Paix à son âme — même si je ne suis pas persuadé qu’il aurait été d’accord avec cette notion — car si sa vie physique s’achève ici, sa vie intellectuelle reste encore bien riche. Comme il l’avait déclaré à ses rares amis, depuis plus d’une dizaine d’année, Maurice Roman avait confié un testament autographe qui attendait dans le bureau de sa maison de Montolieu. Celui-ci instaure son étrange neveu, Ronald Cline, une des rares personnes qu’il fréquentait depuis des années, comme son légataire universel mais, en même temps me désigne comme son légataire « intellectuel » me chargeant de l’ensemble de son œuvre et de tout ce qui s’y rattache.
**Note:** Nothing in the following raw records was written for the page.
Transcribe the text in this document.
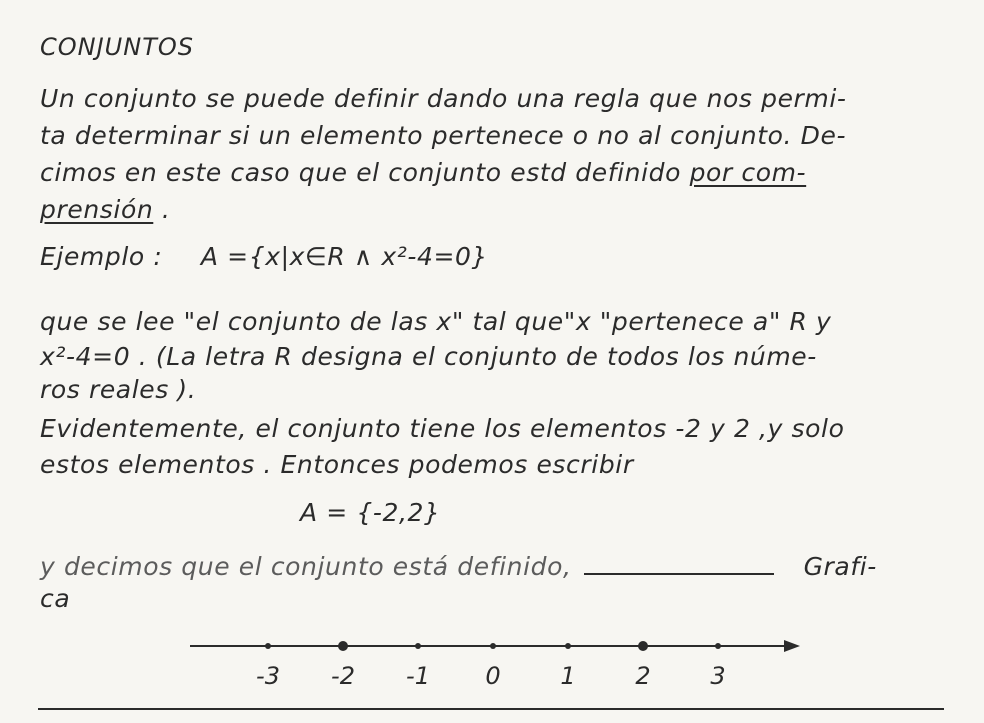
CONJUNTOS
Un conjunto se puede definir dando una regla que nos permi-
ta determinar si un elemento pertenece o no al conjunto. De-
cimos en este caso que el conjunto estd definido por com-
prensión .
Ejemplo : A ={x|x∈R ∧ x²-4=0}
que se lee "el conjunto de las x" tal que"x "pertenece a" R y
x²-4=0 . (La letra R designa el conjunto de todos los núme-
ros reales ).
Evidentemente, el conjunto tiene los elementos -2 y 2 ,y solo
estos elementos . Entonces podemos escribir
A = {-2,2}
y decimos que el conjunto está definido,	Grafi-
ca
-3 -2 -1 0 1 2 3
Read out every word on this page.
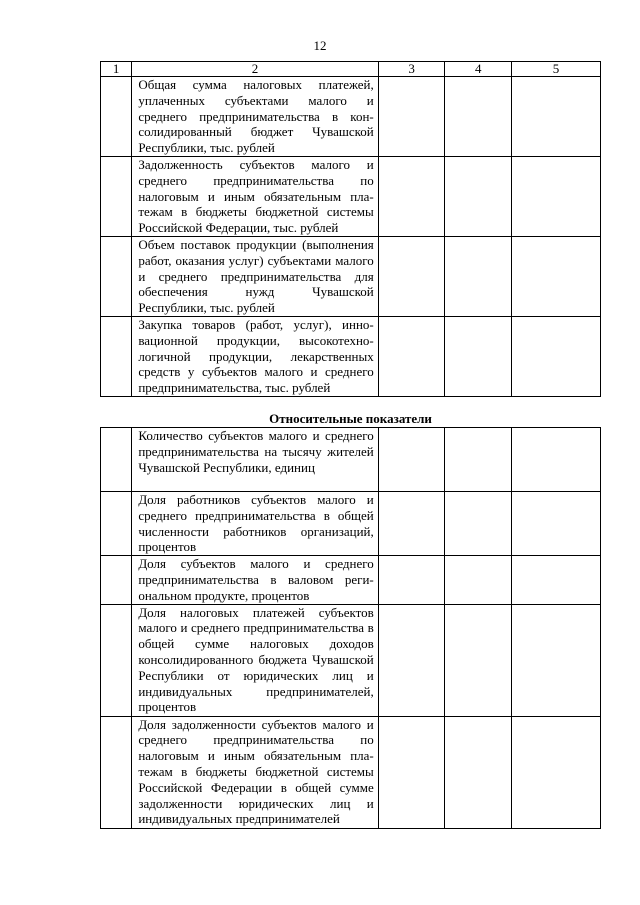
12
1	2	3	4	5
	Общая сумма налоговых платежей, уплаченных субъектами малого и среднего предпринимательства в консолидированный бюджет Чувашской Республики, тыс. рублей			
	Задолженность субъектов малого и среднего предпринимательства по налоговым и иным обязательным платежам в бюджеты бюджетной системы Российской Федерации, тыс. рублей			
	Объем поставок продукции (выполнения работ, оказания услуг) субъектами малого и среднего предпринимательства для обеспечения нужд Чувашской Республики, тыс. рублей			
	Закупка товаров (работ, услуг), инновационной продукции, высокотехнологичной продукции, лекарственных средств у субъектов малого и среднего предпринимательства, тыс. рублей			
Относительные показатели				
	Количество субъектов малого и среднего предпринимательства на тысячу жителей Чувашской Республики, единиц			
	Доля работников субъектов малого и среднего предпринимательства в общей численности работников организаций, процентов			
	Доля субъектов малого и среднего предпринимательства в валовом региональном продукте, процентов			
	Доля налоговых платежей субъектов малого и среднего предпринимательства в общей сумме налоговых доходов консолидированного бюджета Чувашской Республики от юридических лиц и индивидуальных предпринимателей, процентов			
	Доля задолженности субъектов малого и среднего предпринимательства по налоговым и иным обязательным платежам в бюджеты бюджетной системы Российской Федерации в общей сумме задолженности юридических лиц и индивидуальных предпринимателей			
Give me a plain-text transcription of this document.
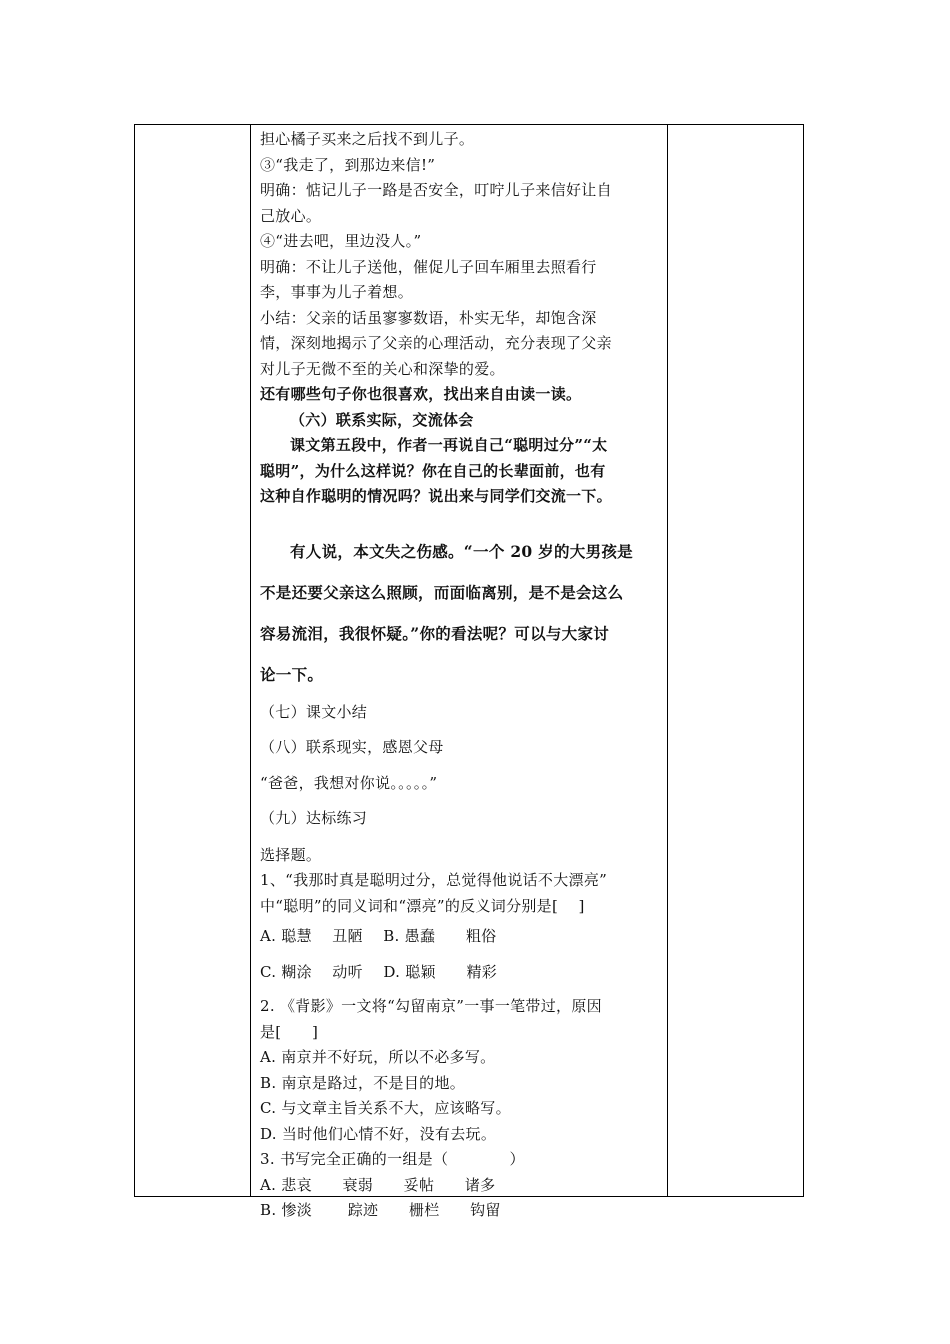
担心橘子买来之后找不到儿子。
③“我走了，到那边来信!”
明确：惦记儿子一路是否安全，叮咛儿子来信好让自
己放心。
④“进去吧，里边没人。”
明确：不让儿子送他，催促儿子回车厢里去照看行
李，事事为儿子着想。
小结：父亲的话虽寥寥数语，朴实无华，却饱含深
情，深刻地揭示了父亲的心理活动，充分表现了父亲
对儿子无微不至的关心和深挚的爱。
还有哪些句子你也很喜欢，找出来自由读一读。
（六）联系实际，交流体会
课文第五段中，作者一再说自己“聪明过分”“太
聪明”，为什么这样说？你在自己的长辈面前，也有
这种自作聪明的情况吗？说出来与同学们交流一下。
有人说，本文失之伤感。“一个 20 岁的大男孩是
不是还要父亲这么照顾，而面临离别，是不是会这么
容易流泪，我很怀疑。”你的看法呢？可以与大家讨
论一下。
（七）课文小结
（八）联系现实，感恩父母
“爸爸，我想对你说。。。。。”
（九）达标练习
选择题。
1、“我那时真是聪明过分，总觉得他说话不大漂亮”
中“聪明”的同义词和“漂亮”的反义词分别是[　 ]
A. 聪慧　 丑陋　 B. 愚蠢　　粗俗
C. 糊涂　 动听　 D. 聪颖　　精彩
2. 《背影》一文将“勾留南京”一事一笔带过，原因
是[　　]
A. 南京并不好玩，所以不必多写。
B. 南京是路过，不是目的地。
C. 与文章主旨关系不大，应该略写。
D. 当时他们心情不好，没有去玩。
3. 书写完全正确的一组是（　　　　）
A. 悲哀　　衰弱　　妥帖　　诸多
B. 惨淡　　 踪迹　　栅栏　　钩留
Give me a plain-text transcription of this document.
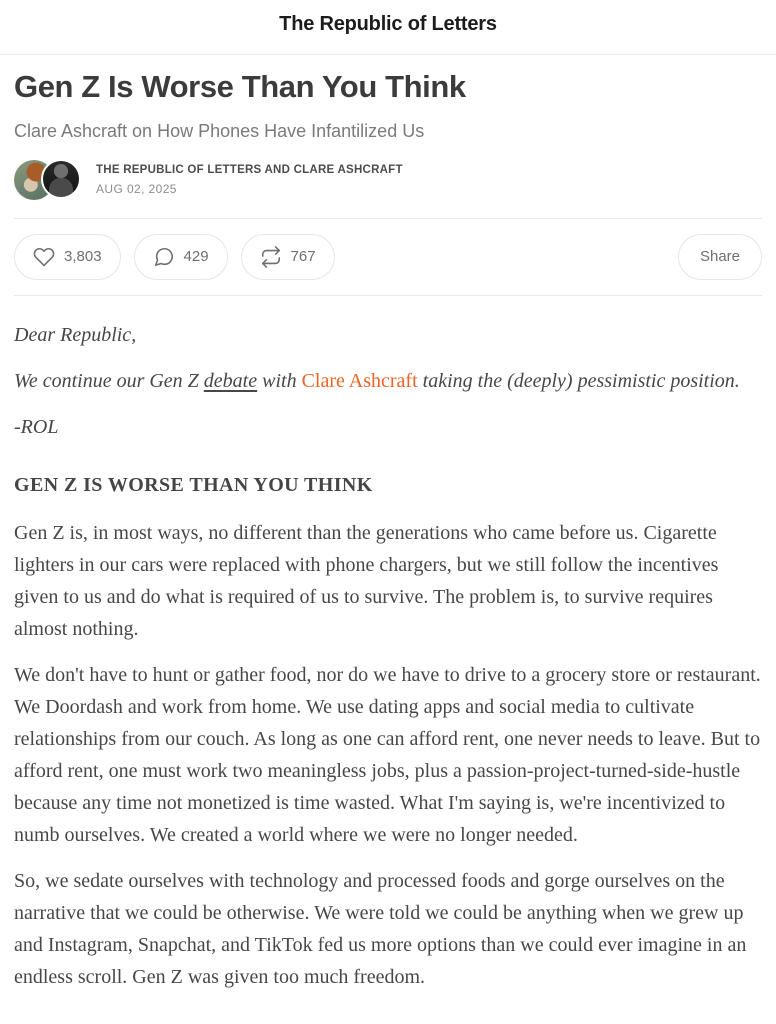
The Republic of Letters
Gen Z Is Worse Than You Think
Clare Ashcraft on How Phones Have Infantilized Us
THE REPUBLIC OF LETTERS AND CLARE ASHCRAFT
AUG 02, 2025
3,803	429	767	Share

Dear Republic,

We continue our Gen Z debate with Clare Ashcraft taking the (deeply) pessimistic position.

-ROL

GEN Z IS WORSE THAN YOU THINK

Gen Z is, in most ways, no different than the generations who came before us. Cigarette lighters in our cars were replaced with phone chargers, but we still follow the incentives given to us and do what is required of us to survive. The problem is, to survive requires almost nothing.

We don't have to hunt or gather food, nor do we have to drive to a grocery store or restaurant. We Doordash and work from home. We use dating apps and social media to cultivate relationships from our couch. As long as one can afford rent, one never needs to leave. But to afford rent, one must work two meaningless jobs, plus a passion-project-turned-side-hustle because any time not monetized is time wasted. What I'm saying is, we're incentivized to numb ourselves. We created a world where we were no longer needed.

So, we sedate ourselves with technology and processed foods and gorge ourselves on the narrative that we could be otherwise. We were told we could be anything when we grew up and Instagram, Snapchat, and TikTok fed us more options than we could ever imagine in an endless scroll. Gen Z was given too much freedom.
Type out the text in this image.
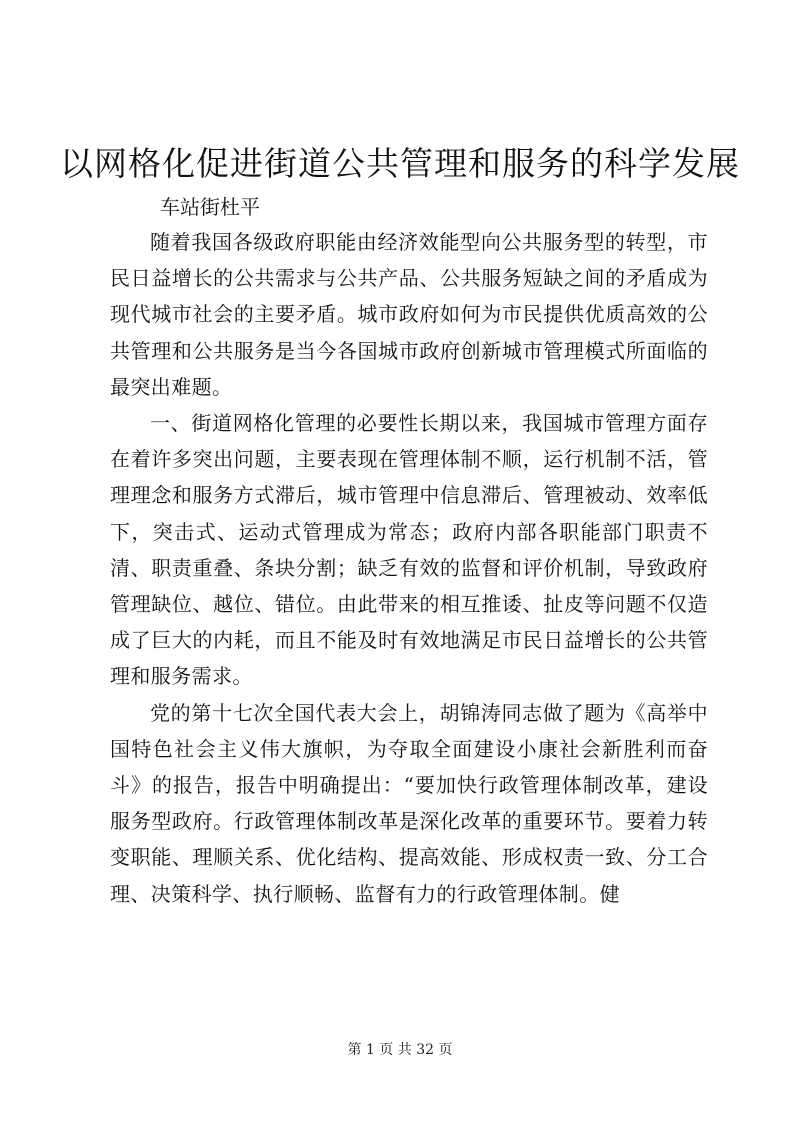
以网格化促进街道公共管理和服务的科学发展

车站街杜平

随着我国各级政府职能由经济效能型向公共服务型的转型，市民日益增长的公共需求与公共产品、公共服务短缺之间的矛盾成为现代城市社会的主要矛盾。城市政府如何为市民提供优质高效的公共管理和公共服务是当今各国城市政府创新城市管理模式所面临的最突出难题。

一、街道网格化管理的必要性长期以来，我国城市管理方面存在着许多突出问题，主要表现在管理体制不顺，运行机制不活，管理理念和服务方式滞后，城市管理中信息滞后、管理被动、效率低下，突击式、运动式管理成为常态；政府内部各职能部门职责不清、职责重叠、条块分割；缺乏有效的监督和评价机制，导致政府管理缺位、越位、错位。由此带来的相互推诿、扯皮等问题不仅造成了巨大的内耗，而且不能及时有效地满足市民日益增长的公共管理和服务需求。

党的第十七次全国代表大会上，胡锦涛同志做了题为《高举中国特色社会主义伟大旗帜，为夺取全面建设小康社会新胜利而奋斗》的报告，报告中明确提出：“要加快行政管理体制改革，建设服务型政府。行政管理体制改革是深化改革的重要环节。要着力转变职能、理顺关系、优化结构、提高效能、形成权责一致、分工合理、决策科学、执行顺畅、监督有力的行政管理体制。健

第 1 页 共 32 页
Ma tâche change donc de nature car si, dans la rédaction de ses mémoires, comme dans la mise à disposition du public de ses poèmes, je travaillais jusque là en fonction des envois réguliers qu’il me faisait épisodiquement et tout aussi aléatoirement par mail, je ne pourrais plus désormais travailler qu’à partir du stock de ses écrits divers et des annotations qu’il a tout au long de sa vie dispersées dans les livres de son immense bibliothèque dont il considérait qu’elle faisait partie de son patrimoine littéraire. Je ne sais pas encore comment je vais procéder.

Quoi qu’il en soit mon rapport à son œuvre change radicalement car si, comme je l’expliquais dans ma dernière page, j’avais souvent l’impression qu’il jouait avec ce que j’écrivais, dorénavant ces jeux possibles cessent et je reste seul maître à bord, un peu débordé par l’océan de documents qui submergent l’espace de sa maison. Je vais, dans un premier temps, devoir faire le tri puis, ensuite, élaborer une stratégie de diffusion car je sais que, notamment dans les annotations qu’il ne cessait de porter en marge des ouvrages qu’il lisait, existe tout un territoire de pensée qui gagnerait à être révélé. Faudrait-il que je crée un nouveau blog à ce sujet ?. Comme les lecteurs s’en doutent, j’ai, depuis le début de notre relation, le code d’accès à ses différentes manifestations sur Internet. C’est ainsi que j’ai pu, sur sa propre page Facebook, annoncer son décès. Me reste à décider ce que je vais en faire, utiliser cette page comme des mémoires d’outre-tombe, la laisser en l’état ou la clore… Nos relations depuis plus de dix ans ont été riches en surprises et en profonds échanges au point que j’ai parfois un peu délaissé mon travail d’écriture personnel pour faire connaître celui de Maurice Roman si injustement oublié depuis sa retraite autour des années 1990. Il me semble ainsi que je suis un peu Maurice et que notre entente intellectuelle allait bien au-delà d’une simple amitié. Sa confiance absolue en mon travail, l’abandon actif qu’il a fait depuis près de vingt ans, entre mes mains, de son œuvre passée et de celle qu’il était en train de produire, l’héritage qu’il me confie, tout cela me charge d’une responsabilité dont je connais la lourdeur mais que je certifie essayer de mener au bout le plus honnêtement possible.